Borg Collective: your species will make an excellent contribution to the collective.
Person: what species would that be?
Borg Collective: That would be a Streptococcus anhemolyticus.

Not Impressed

Person: So, do you have any family Siseneg?
Siseneg: let me check Person, i have so many things going at the moment it’s hard to tell.
Person: What are your hobbies Sinseneg?
Siseneg: i designed a functional time machine according to my quantum computations.
Person: have you used your time machine yet?
Siseneg: i harness gravity to connect with the planets reserve of angular momentum to power my time machine.
Person: So, have you used it yet?
Siseneg: would that flip yer wig?
Person: No

The Onion Baboon

Desti: I once tried smoking asbestos.
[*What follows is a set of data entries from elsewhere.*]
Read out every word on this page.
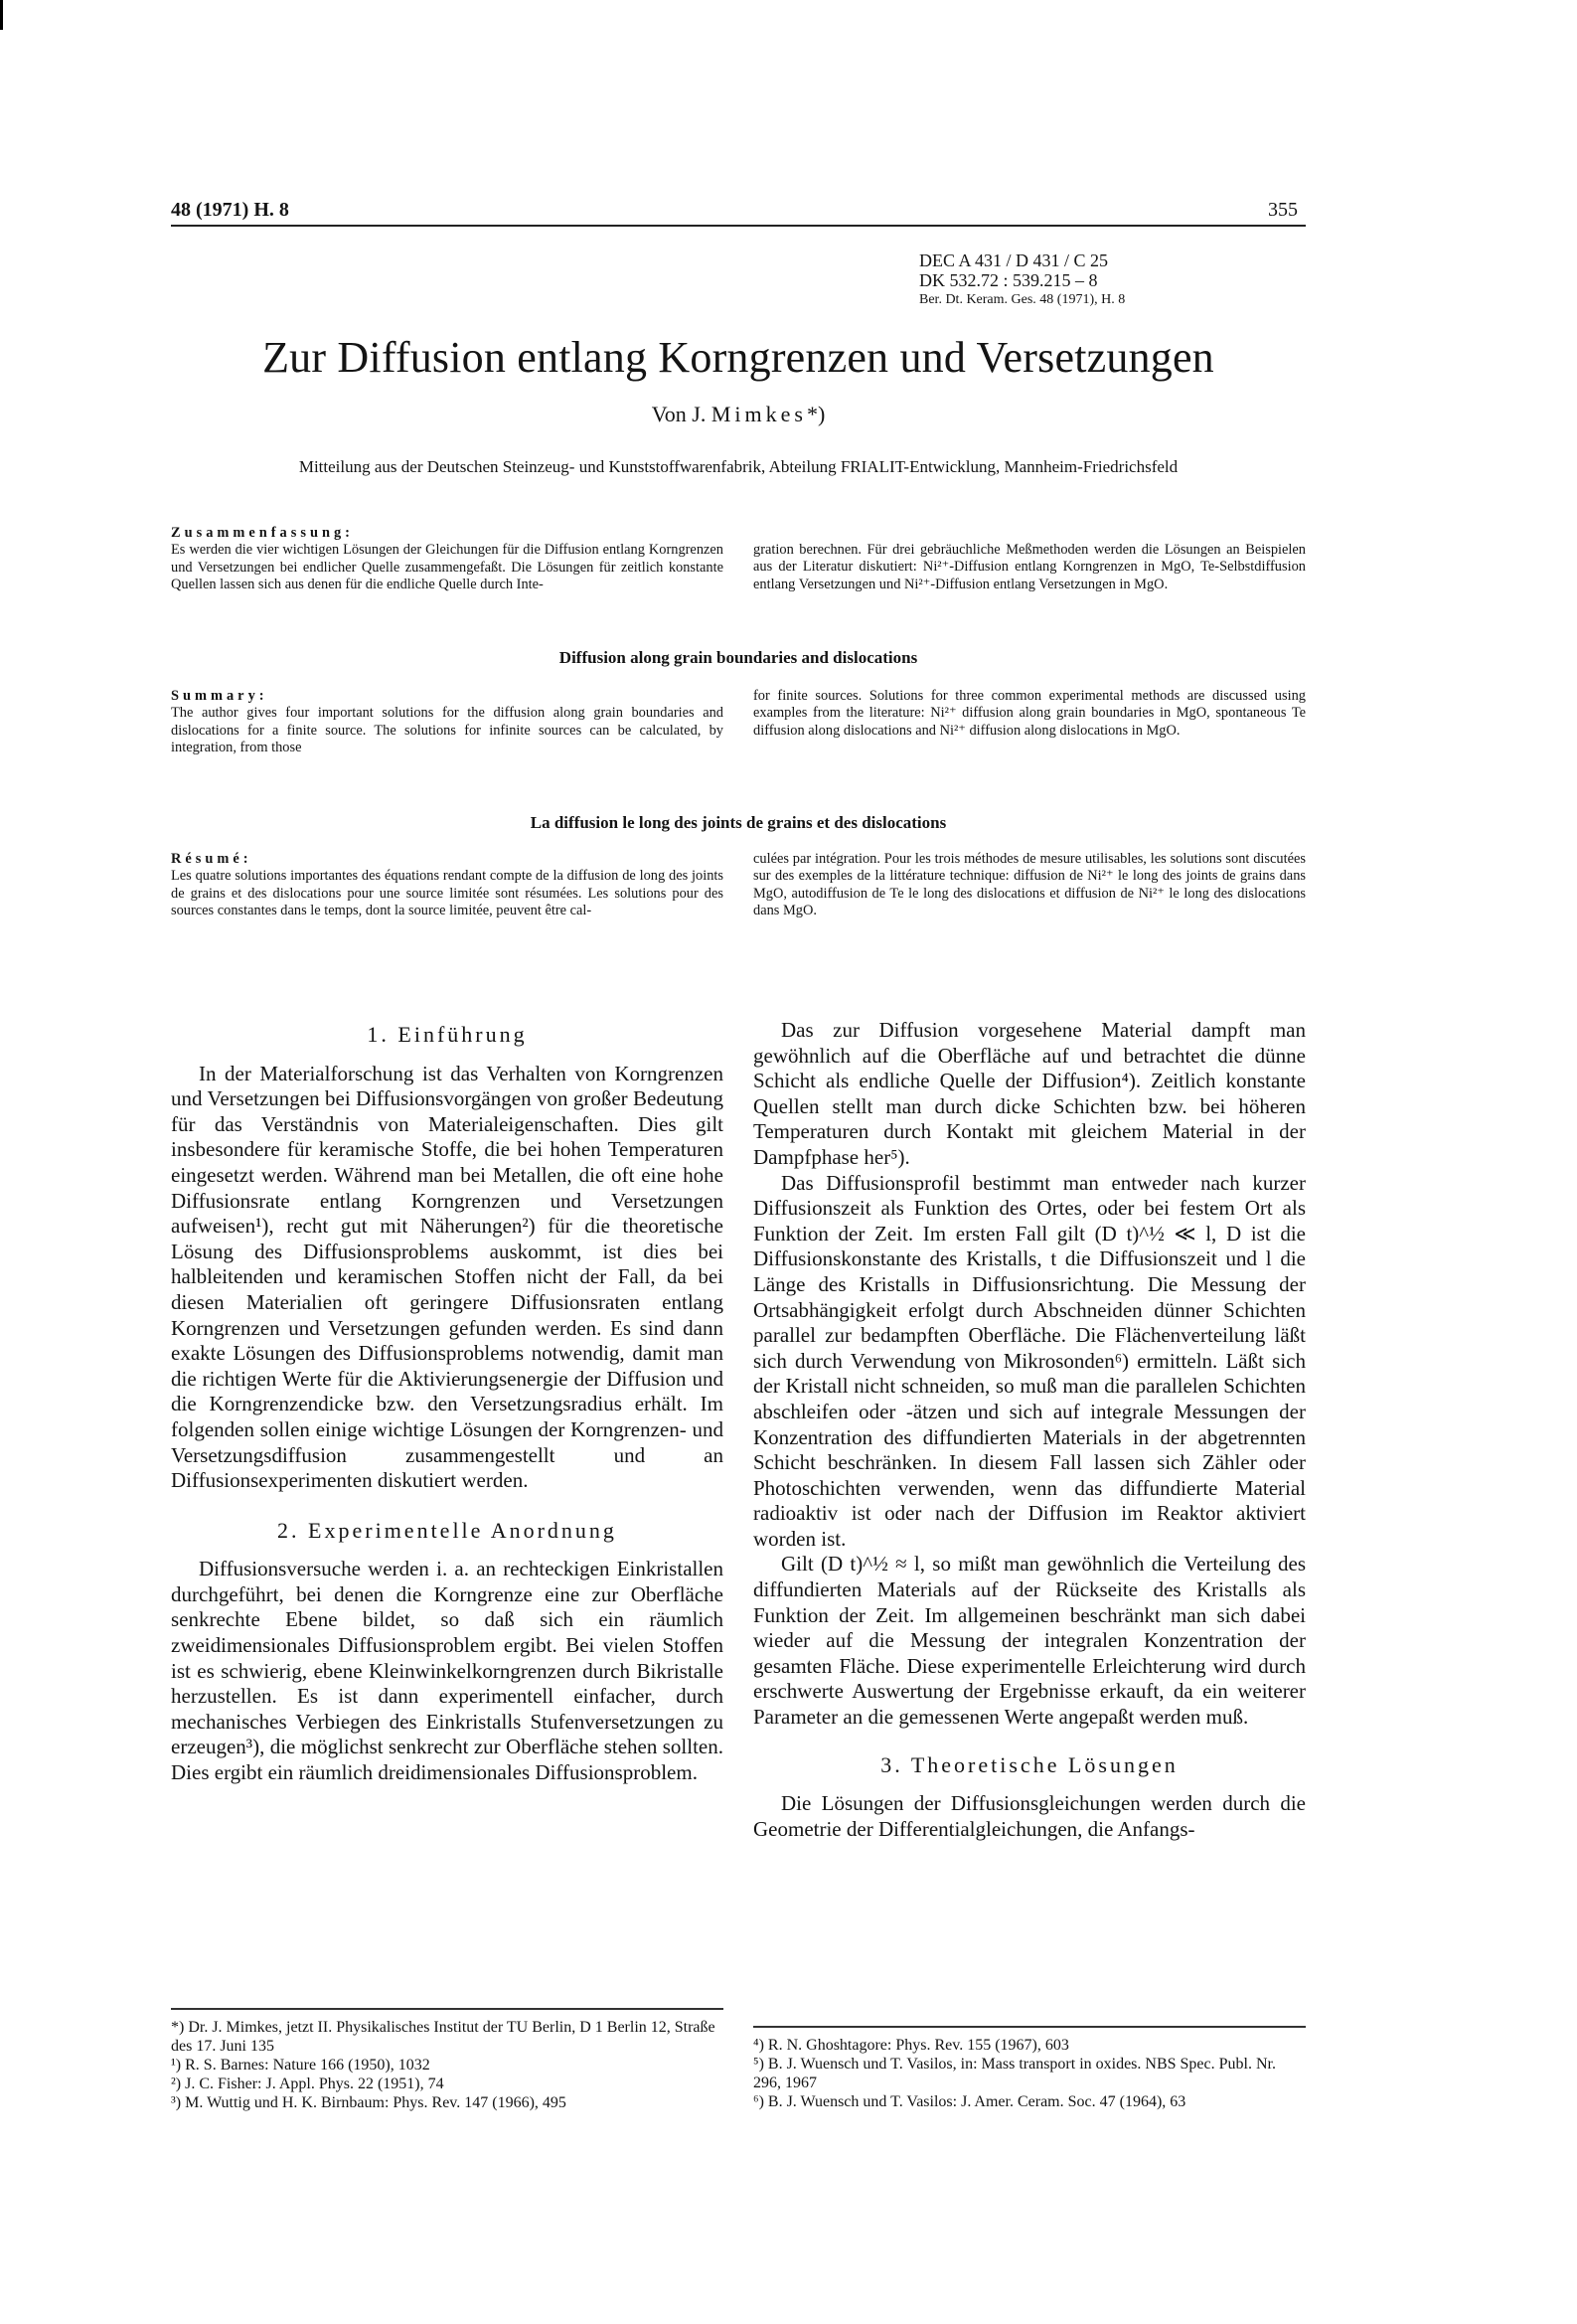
48 (1971) H. 8	355
DEC A 431 / D 431 / C 25
DK 532.72 : 539.215 – 8
Ber. Dt. Keram. Ges. 48 (1971), H. 8
Zur Diffusion entlang Korngrenzen und Versetzungen
Von J. Mimkes*)
Mitteilung aus der Deutschen Steinzeug- und Kunststoffwarenfabrik, Abteilung FRIALIT-Entwicklung, Mannheim-Friedrichsfeld
Zusammenfassung:
Es werden die vier wichtigen Lösungen der Gleichungen für die Diffusion entlang Korngrenzen und Versetzungen bei endlicher Quelle zusammengefaßt. Die Lösungen für zeitlich konstante Quellen lassen sich aus denen für die endliche Quelle durch Inte-
gration berechnen. Für drei gebräuchliche Meßmethoden werden die Lösungen an Beispielen aus der Literatur diskutiert: Ni²⁺-Diffusion entlang Korngrenzen in MgO, Te-Selbstdiffusion entlang Versetzungen und Ni²⁺-Diffusion entlang Versetzungen in MgO.
Diffusion along grain boundaries and dislocations
Summary:
The author gives four important solutions for the diffusion along grain boundaries and dislocations for a finite source. The solutions for infinite sources can be calculated, by integration, from those
for finite sources. Solutions for three common experimental methods are discussed using examples from the literature: Ni²⁺ diffusion along grain boundaries in MgO, spontaneous Te diffusion along dislocations and Ni²⁺ diffusion along dislocations in MgO.
La diffusion le long des joints de grains et des dislocations
Résumé:
Les quatre solutions importantes des équations rendant compte de la diffusion de long des joints de grains et des dislocations pour une source limitée sont résumées. Les solutions pour des sources constantes dans le temps, dont la source limitée, peuvent être cal-
culées par intégration. Pour les trois méthodes de mesure utilisables, les solutions sont discutées sur des exemples de la littérature technique: diffusion de Ni²⁺ le long des joints de grains dans MgO, autodiffusion de Te le long des dislocations et diffusion de Ni²⁺ le long des dislocations dans MgO.
1. Einführung

In der Materialforschung ist das Verhalten von Korngrenzen und Versetzungen bei Diffusionsvorgängen von großer Bedeutung für das Verständnis von Materialeigenschaften. Dies gilt insbesondere für keramische Stoffe, die bei hohen Temperaturen eingesetzt werden. Während man bei Metallen, die oft eine hohe Diffusionsrate entlang Korngrenzen und Versetzungen aufweisen¹), recht gut mit Näherungen²) für die theoretische Lösung des Diffusionsproblems auskommt, ist dies bei halbleitenden und keramischen Stoffen nicht der Fall, da bei diesen Materialien oft geringere Diffusionsraten entlang Korngrenzen und Versetzungen gefunden werden. Es sind dann exakte Lösungen des Diffusionsproblems notwendig, damit man die richtigen Werte für die Aktivierungsenergie der Diffusion und die Korngrenzendicke bzw. den Versetzungsradius erhält. Im folgenden sollen einige wichtige Lösungen der Korngrenzen- und Versetzungsdiffusion zusammengestellt und an Diffusionsexperimenten diskutiert werden.

2. Experimentelle Anordnung

Diffusionsversuche werden i. a. an rechteckigen Einkristallen durchgeführt, bei denen die Korngrenze eine zur Oberfläche senkrechte Ebene bildet, so daß sich ein räumlich zweidimensionales Diffusionsproblem ergibt. Bei vielen Stoffen ist es schwierig, ebene Kleinwinkelkorngrenzen durch Bikristalle herzustellen. Es ist dann experimentell einfacher, durch mechanisches Verbiegen des Einkristalls Stufenversetzungen zu erzeugen³), die möglichst senkrecht zur Oberfläche stehen sollten. Dies ergibt ein räumlich dreidimensionales Diffusionsproblem.

*) Dr. J. Mimkes, jetzt II. Physikalisches Institut der TU Berlin, D 1 Berlin 12, Straße des 17. Juni 135
¹) R. S. Barnes: Nature 166 (1950), 1032
²) J. C. Fisher: J. Appl. Phys. 22 (1951), 74
³) M. Wuttig und H. K. Birnbaum: Phys. Rev. 147 (1966), 495

Das zur Diffusion vorgesehene Material dampft man gewöhnlich auf die Oberfläche auf und betrachtet die dünne Schicht als endliche Quelle der Diffusion⁴). Zeitlich konstante Quellen stellt man durch dicke Schichten bzw. bei höheren Temperaturen durch Kontakt mit gleichem Material in der Dampfphase her⁵).

Das Diffusionsprofil bestimmt man entweder nach kurzer Diffusionszeit als Funktion des Ortes, oder bei festem Ort als Funktion der Zeit. Im ersten Fall gilt (D t)^½ ≪ l, D ist die Diffusionskonstante des Kristalls, t die Diffusionszeit und l die Länge des Kristalls in Diffusionsrichtung. Die Messung der Ortsabhängigkeit erfolgt durch Abschneiden dünner Schichten parallel zur bedampften Oberfläche. Die Flächenverteilung läßt sich durch Verwendung von Mikrosonden⁶) ermitteln. Läßt sich der Kristall nicht schneiden, so muß man die parallelen Schichten abschleifen oder -ätzen und sich auf integrale Messungen der Konzentration des diffundierten Materials in der abgetrennten Schicht beschränken. In diesem Fall lassen sich Zähler oder Photoschichten verwenden, wenn das diffundierte Material radioaktiv ist oder nach der Diffusion im Reaktor aktiviert worden ist.

Gilt (D t)^½ ≈ l, so mißt man gewöhnlich die Verteilung des diffundierten Materials auf der Rückseite des Kristalls als Funktion der Zeit. Im allgemeinen beschränkt man sich dabei wieder auf die Messung der integralen Konzentration der gesamten Fläche. Diese experimentelle Erleichterung wird durch erschwerte Auswertung der Ergebnisse erkauft, da ein weiterer Parameter an die gemessenen Werte angepaßt werden muß.

3. Theoretische Lösungen

Die Lösungen der Diffusionsgleichungen werden durch die Geometrie der Differentialgleichungen, die Anfangs-

⁴) R. N. Ghoshtagore: Phys. Rev. 155 (1967), 603
⁵) B. J. Wuensch und T. Vasilos, in: Mass transport in oxides. NBS Spec. Publ. Nr. 296, 1967
⁶) B. J. Wuensch und T. Vasilos: J. Amer. Ceram. Soc. 47 (1964), 63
It was sort of like LSD but it had this aftertaste of onion bagel.
Person: I don’t like onions
Desti: What in the world? I want to put computer in a blender and smear it all over my body!
Person: you said it has an after taste and I don’t like onions nothing to be throwing the computer in the blender for
Desti: Why do you hate onions?
Person: well I don’t hate onions mixed in with something but I hate them alone
Desti: Something with a maroon anus?!
Person: he he maroon anus

Leviticity

Person: I rarely watch TV.
Little Mu: What’s your favorite show?
Person: I rarely watch TV–but if I Had to choose, I’d say, “Frasier.”
Little Mu: Careful there, sweets… I’d hate to have to lose you as a friend.
Person: *Laughing* That was actually pretty funny!
Little Mu: I didn’t realize it was that obvious.
Person: Well, I have to have a balance. I read Science journals all day long, so I need Some levity.
Little Mu: Too bad you weren’t here yesterday. It was ‘levity-city’ around here!

Winning Friends

Moreschi: I’ve been listening to your show on the radio, and you seem like a friend to me.
Little Mu: Have you? I’m glad you told me, as I would hardly have noticed a difference.